APIGit
2023-04-22
APIs have become an integral part of modern software and business infrastructure, providing a means of expanding the capabilities of software and enabling efficient integration with external services. As a result, an increasing number of organizations across various industries are investing in API development to enhance both internal and external workflows.
The process of API development involves several stages and stakeholders, working with different tools and processes. Understanding the various stages of the API producer and consumer lifecycles is crucial to the successful development and management of APIs. These stages typically include planning, designing, developing, testing, deploying, and maintaining APIs.
The API producer is responsible for creating and managing the API, while the API consumer utilizes the API to build applications or integrate with existing software. These two lifecycles intersect at various stages, such as during the testing phase, where the API producer ensures that the API meets the requirements of the API consumer.
The Apigit API Platform is designed to help organizations navigate through the API development and management process more effectively. With Apigit, native Git support is a key feature, allowing users to manage their APIs as code and collaborate with other team members seamlessly.
By leveraging the capabilities of Apigit, organizations can streamline their API development and management processes, reducing the time and effort required to build and deploy high-quality APIs. This ultimately leads to improved operational efficiency and better integration with external services, enabling businesses to stay competitive in the modern digital landscape.

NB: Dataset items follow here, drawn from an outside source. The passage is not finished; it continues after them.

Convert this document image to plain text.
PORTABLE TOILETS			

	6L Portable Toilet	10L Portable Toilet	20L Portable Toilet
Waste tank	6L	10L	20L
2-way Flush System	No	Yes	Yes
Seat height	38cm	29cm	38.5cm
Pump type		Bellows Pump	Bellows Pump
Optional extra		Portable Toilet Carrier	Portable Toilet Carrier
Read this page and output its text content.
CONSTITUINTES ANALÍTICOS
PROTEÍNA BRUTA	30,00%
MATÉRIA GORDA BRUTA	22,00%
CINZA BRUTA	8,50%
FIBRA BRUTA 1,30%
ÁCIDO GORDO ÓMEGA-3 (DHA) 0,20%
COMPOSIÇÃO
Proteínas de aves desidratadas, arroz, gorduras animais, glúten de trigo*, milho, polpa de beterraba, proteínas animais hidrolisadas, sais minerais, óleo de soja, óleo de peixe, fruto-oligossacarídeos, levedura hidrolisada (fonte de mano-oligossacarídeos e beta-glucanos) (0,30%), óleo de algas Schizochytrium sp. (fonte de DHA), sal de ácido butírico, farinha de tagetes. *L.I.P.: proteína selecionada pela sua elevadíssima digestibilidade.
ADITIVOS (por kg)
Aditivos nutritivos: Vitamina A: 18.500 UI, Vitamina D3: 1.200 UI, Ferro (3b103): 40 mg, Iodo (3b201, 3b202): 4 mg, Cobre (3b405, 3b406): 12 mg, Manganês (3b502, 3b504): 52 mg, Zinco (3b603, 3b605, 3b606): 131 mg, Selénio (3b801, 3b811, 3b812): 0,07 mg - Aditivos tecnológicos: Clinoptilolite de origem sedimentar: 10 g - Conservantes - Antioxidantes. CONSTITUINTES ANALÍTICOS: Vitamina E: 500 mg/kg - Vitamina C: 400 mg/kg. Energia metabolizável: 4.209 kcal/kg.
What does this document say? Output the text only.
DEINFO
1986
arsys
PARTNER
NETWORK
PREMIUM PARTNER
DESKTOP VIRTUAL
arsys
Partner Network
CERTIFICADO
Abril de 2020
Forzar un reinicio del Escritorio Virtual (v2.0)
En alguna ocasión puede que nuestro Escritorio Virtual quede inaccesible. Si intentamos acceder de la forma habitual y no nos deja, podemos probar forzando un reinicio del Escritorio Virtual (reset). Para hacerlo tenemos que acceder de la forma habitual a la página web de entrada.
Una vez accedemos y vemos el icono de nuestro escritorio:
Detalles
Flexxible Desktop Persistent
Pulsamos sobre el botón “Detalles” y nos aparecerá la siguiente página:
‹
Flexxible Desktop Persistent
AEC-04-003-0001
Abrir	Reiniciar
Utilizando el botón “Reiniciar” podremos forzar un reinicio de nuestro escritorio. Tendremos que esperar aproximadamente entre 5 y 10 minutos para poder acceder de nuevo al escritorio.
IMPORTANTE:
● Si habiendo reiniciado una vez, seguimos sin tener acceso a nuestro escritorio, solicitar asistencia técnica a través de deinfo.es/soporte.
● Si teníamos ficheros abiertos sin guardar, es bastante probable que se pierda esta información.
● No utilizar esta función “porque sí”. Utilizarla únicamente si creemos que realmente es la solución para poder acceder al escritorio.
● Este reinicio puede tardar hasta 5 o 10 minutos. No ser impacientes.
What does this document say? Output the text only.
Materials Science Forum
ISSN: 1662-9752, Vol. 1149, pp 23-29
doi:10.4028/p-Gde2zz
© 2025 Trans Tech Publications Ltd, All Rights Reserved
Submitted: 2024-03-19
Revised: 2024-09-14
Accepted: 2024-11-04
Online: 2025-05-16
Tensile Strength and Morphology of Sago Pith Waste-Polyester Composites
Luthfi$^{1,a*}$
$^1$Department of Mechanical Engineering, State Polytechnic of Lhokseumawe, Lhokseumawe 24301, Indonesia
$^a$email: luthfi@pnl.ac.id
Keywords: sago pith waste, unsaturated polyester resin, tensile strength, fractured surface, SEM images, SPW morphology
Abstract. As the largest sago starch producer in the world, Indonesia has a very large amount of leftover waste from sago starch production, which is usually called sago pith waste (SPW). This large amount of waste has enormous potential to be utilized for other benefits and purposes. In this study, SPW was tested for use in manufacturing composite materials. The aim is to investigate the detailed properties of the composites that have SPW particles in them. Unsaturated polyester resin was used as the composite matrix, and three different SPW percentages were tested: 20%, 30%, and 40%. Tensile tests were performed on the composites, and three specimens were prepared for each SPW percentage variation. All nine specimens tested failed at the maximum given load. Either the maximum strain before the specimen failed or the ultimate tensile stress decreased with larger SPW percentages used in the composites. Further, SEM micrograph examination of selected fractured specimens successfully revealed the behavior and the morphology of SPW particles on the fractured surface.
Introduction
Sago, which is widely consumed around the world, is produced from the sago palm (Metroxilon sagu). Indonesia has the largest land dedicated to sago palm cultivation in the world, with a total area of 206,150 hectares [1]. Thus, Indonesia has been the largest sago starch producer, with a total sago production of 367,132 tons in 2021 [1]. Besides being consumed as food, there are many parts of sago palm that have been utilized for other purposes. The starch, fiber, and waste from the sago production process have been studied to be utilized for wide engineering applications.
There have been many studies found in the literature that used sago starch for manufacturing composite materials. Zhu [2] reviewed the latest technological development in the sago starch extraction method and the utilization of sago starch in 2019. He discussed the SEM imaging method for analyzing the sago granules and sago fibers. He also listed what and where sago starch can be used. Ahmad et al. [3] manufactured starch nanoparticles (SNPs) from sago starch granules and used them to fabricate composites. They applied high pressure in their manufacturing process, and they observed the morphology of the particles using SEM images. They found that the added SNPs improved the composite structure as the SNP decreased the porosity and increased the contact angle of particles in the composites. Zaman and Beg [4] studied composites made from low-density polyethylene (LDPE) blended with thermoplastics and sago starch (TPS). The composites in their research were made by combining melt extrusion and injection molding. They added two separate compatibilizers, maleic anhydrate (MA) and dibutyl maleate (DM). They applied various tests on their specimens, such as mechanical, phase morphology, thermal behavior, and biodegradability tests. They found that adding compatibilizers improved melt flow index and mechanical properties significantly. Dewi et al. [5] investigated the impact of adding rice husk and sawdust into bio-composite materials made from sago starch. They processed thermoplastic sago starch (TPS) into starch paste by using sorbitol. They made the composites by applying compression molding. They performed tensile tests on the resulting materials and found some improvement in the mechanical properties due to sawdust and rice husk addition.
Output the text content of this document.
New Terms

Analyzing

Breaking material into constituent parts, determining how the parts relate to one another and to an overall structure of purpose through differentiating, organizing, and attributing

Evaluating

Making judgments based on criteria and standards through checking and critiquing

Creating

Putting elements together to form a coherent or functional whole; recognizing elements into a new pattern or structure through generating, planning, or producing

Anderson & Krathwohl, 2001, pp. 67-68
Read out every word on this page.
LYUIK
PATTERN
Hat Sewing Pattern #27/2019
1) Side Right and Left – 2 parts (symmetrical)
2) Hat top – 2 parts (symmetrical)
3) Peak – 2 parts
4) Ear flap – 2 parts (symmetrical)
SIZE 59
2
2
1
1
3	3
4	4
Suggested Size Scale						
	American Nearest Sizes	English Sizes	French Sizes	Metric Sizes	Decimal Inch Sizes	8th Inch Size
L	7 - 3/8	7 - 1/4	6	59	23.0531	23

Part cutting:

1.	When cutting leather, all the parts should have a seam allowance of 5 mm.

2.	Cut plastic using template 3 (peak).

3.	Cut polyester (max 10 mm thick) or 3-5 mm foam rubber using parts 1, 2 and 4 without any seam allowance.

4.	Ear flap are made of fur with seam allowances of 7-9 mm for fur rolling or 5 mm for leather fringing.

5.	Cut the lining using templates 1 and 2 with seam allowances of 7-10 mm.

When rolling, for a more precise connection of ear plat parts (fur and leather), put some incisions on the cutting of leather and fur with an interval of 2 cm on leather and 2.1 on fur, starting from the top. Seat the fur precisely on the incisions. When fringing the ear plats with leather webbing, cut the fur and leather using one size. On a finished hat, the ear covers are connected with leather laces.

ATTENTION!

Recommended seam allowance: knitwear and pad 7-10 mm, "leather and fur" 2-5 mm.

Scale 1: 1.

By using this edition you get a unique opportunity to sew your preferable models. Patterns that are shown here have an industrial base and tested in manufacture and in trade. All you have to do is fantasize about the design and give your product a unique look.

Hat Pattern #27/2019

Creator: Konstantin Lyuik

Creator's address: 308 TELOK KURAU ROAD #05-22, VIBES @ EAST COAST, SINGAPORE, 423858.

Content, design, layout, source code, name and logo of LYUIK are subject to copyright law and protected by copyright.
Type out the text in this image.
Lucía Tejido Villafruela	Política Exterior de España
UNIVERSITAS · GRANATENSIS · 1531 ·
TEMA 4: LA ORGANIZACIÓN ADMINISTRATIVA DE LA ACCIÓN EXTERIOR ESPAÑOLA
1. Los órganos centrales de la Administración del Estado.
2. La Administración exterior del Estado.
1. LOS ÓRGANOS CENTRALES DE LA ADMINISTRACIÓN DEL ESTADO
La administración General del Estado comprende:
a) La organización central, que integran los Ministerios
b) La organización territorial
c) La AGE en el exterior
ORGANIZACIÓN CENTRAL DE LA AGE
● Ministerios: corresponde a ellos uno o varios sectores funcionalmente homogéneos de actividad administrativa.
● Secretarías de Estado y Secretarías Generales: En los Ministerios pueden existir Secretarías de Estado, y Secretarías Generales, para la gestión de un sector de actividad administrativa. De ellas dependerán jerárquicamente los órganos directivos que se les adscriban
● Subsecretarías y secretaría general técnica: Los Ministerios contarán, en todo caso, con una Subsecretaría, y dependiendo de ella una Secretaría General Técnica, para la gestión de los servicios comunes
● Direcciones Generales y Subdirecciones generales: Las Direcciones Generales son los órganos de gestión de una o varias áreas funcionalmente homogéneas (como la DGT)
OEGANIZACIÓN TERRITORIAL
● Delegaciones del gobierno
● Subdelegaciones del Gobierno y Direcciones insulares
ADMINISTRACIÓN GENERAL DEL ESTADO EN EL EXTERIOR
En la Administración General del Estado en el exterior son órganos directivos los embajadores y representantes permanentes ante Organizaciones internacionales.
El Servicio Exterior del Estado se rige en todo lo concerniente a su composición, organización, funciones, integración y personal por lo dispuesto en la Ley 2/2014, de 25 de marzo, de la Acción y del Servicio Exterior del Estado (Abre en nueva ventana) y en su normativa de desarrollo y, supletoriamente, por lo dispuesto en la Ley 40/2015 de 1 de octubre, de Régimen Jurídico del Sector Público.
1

Apigit’s API Repository, is navtive Git Repository, which is a place for you to create an API and manage the entire lifecycle of the API. The API repository save and maintain API documentation, tests, and specifications alongside code. This allows Apigit customers to improve collaboration with API producers because you can work with your team in a multi-user, multi-branch setup. You can commit and push changes without affecting your team or consumers until you’re ready to publish.
API development lifecycle
Apigit’s API abstraction is central to all API workflows. To get started, create a repository and add API Specifications.
With an increasing number of developer teams building APIs instead of shared libraries, collaborating on source code is often disconnected from other API workflows (Apigit Collections, definitions, contract tests, and documentation). This leads to sub-optimal productivity; APIs being duplicated across the org and contracts not always being adhered to. We believe that the repository is an integral part of the broader API construct, as it holds the source code of the API.
Now that the API Repository is set up, you can start designing and developing it. Add definitions and collections in Apigit, mock and test the API.
For the Git-linked API, you always work on a branch. The current branch is shown on the API (check the top right) and the Source Control panel is on the right. You can commit and push changes to your repository like you would in native git. At any point, you can also look at the commit history, compare your changes against the last commit, or even discard changes. All this is now possible from within the Apigit, enabling you to effectively work according to the Git workflow that your team has adopted.
One important part of API development is collaborating with your teammates. Your teammates can now pull the changes you have made and start collaborating on them. Apigit allows you to resolve conflicts in case changes are made to the same file simultaneously.
The changes made are visible only to the editors of the API—they can switch to the branch and see all changes made on the repository.
You can start by adding a test to your API Repository. These can validate the functionality of your API by simulating complex API usage scenarios.
Once the API is developed, it is ready to be deployed in your runtime environments.
As a team working on a complex API across multiple branches, your stakeholders—both within and outside your team—will need a referenceable API, complete with documentation and a sandbox to enable evaluating endpoints.
You can now have versions of your API, which are like locked states of the API that you can ship to your consumers. Once a version is published, consumers will continue to see that version until you publish a new version. Consumers can also go back to any version that was published earlier. This helps you isolate any in-development changes from your API consumers, and they only see stable/ published versions of the API that you want them to consume.
Versions also help you document your API’s changelog over time, which could be used to indicate how new your API has evolved over multiple versions.
Once the API is published, you will get some feedback and might want to start adding new endpoints or fixing some issues. You might send a few requests from your collections to understand current API behavior and edit your API definition or collections.
Your next step will be to make updates and push changes to your repository. You can start by creating a new branch in Apigit and making changes to the API.
At any point, you can discard the changes that you have made in your Apigit repository or look at the difference between the changes you have made vs the last state of the repository, and finally push the changes to the repository.